For patients like Rich, even small changes could make a big impact. For example, she says, “I shouldn’t have to dig through several layers on a website to find what the hospital is doing to keep me safe. Make it as simple as possible.” Rich also argues that hospitals could do more to ease patients’ fears. “I don’t even know if it is safe to use the bathroom now in a hospital. Can I touch anything? Am I at risk of getting COVID-19 just being here?”
According to Dr. Samina Ali, an emergency physician at Stollery Children’s Hospital in Edmonton, tackling the fear factor is critical. “We are seeing families who are coming in stressed out, sometimes behaving scared and sometimes manifesting anger,” she says. “But much of their fear is spurred by [the unfamiliar]: yellow gowns, masks and worry of getting COVID-19.”

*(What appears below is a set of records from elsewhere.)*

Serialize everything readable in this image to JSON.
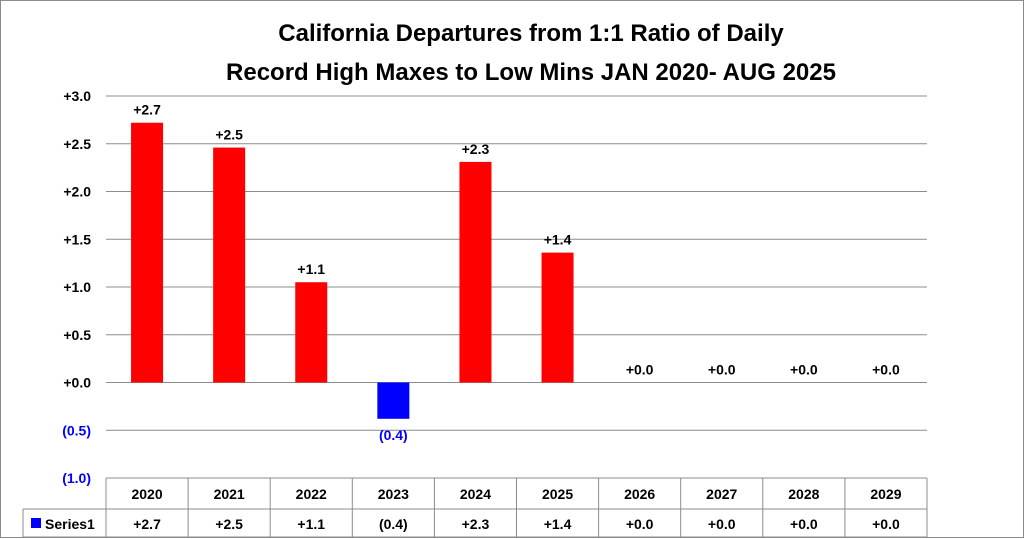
{
  "chart_data": {
    "type": "bar",
    "title_lines": [
      "California Departures from 1:1 Ratio of Daily",
      "Record High Maxes to Low Mins JAN 2020- AUG 2025"
    ],
    "categories": [
      "2020",
      "2021",
      "2022",
      "2023",
      "2024",
      "2025",
      "2026",
      "2027",
      "2028",
      "2029"
    ],
    "series": [
      {
        "name": "Series1",
        "values": [
          2.72,
          2.46,
          1.05,
          -0.38,
          2.31,
          1.36,
          0.0,
          0.0,
          0.0,
          0.0
        ],
        "labels": [
          "+2.7",
          "+2.5",
          "+1.1",
          "(0.4)",
          "+2.3",
          "+1.4",
          "+0.0",
          "+0.0",
          "+0.0",
          "+0.0"
        ]
      }
    ],
    "ylim": [
      -1.0,
      3.0
    ],
    "yticks": [
      {
        "value": 3.0,
        "label": "+3.0"
      },
      {
        "value": 2.5,
        "label": "+2.5"
      },
      {
        "value": 2.0,
        "label": "+2.0"
      },
      {
        "value": 1.5,
        "label": "+1.5"
      },
      {
        "value": 1.0,
        "label": "+1.0"
      },
      {
        "value": 0.5,
        "label": "+0.5"
      },
      {
        "value": 0.0,
        "label": "+0.0"
      },
      {
        "value": -0.5,
        "label": "(0.5)"
      },
      {
        "value": -1.0,
        "label": "(1.0)"
      }
    ],
    "grid": true,
    "data_table": true,
    "colors": {
      "positive": "#ff0000",
      "negative": "#0000ff",
      "negative_text": "#0000ff",
      "grid": "#8c8c8c",
      "text": "#000000"
    }
  }
}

Health professionals have turned to social media to swap ideas about making pediatric EDs less scary for young patients. One early suggestion was to display posters showing staff smiling without their masks on. “Children are incredible at reading faces and deciding how they feel about you, and now we don’t have those faces visible to them,” Ali explains. “One of our pediatric pain nurses saw these posters and recommended we use them. They remind our patients, their families and each other that we are people behind these masks.”
Humanizing touches like this have been “really important” to improving the ED’s overall environment for everyone, Ali says. “They have made our emergency department feel like a kinder and gentler place through the pandemic.”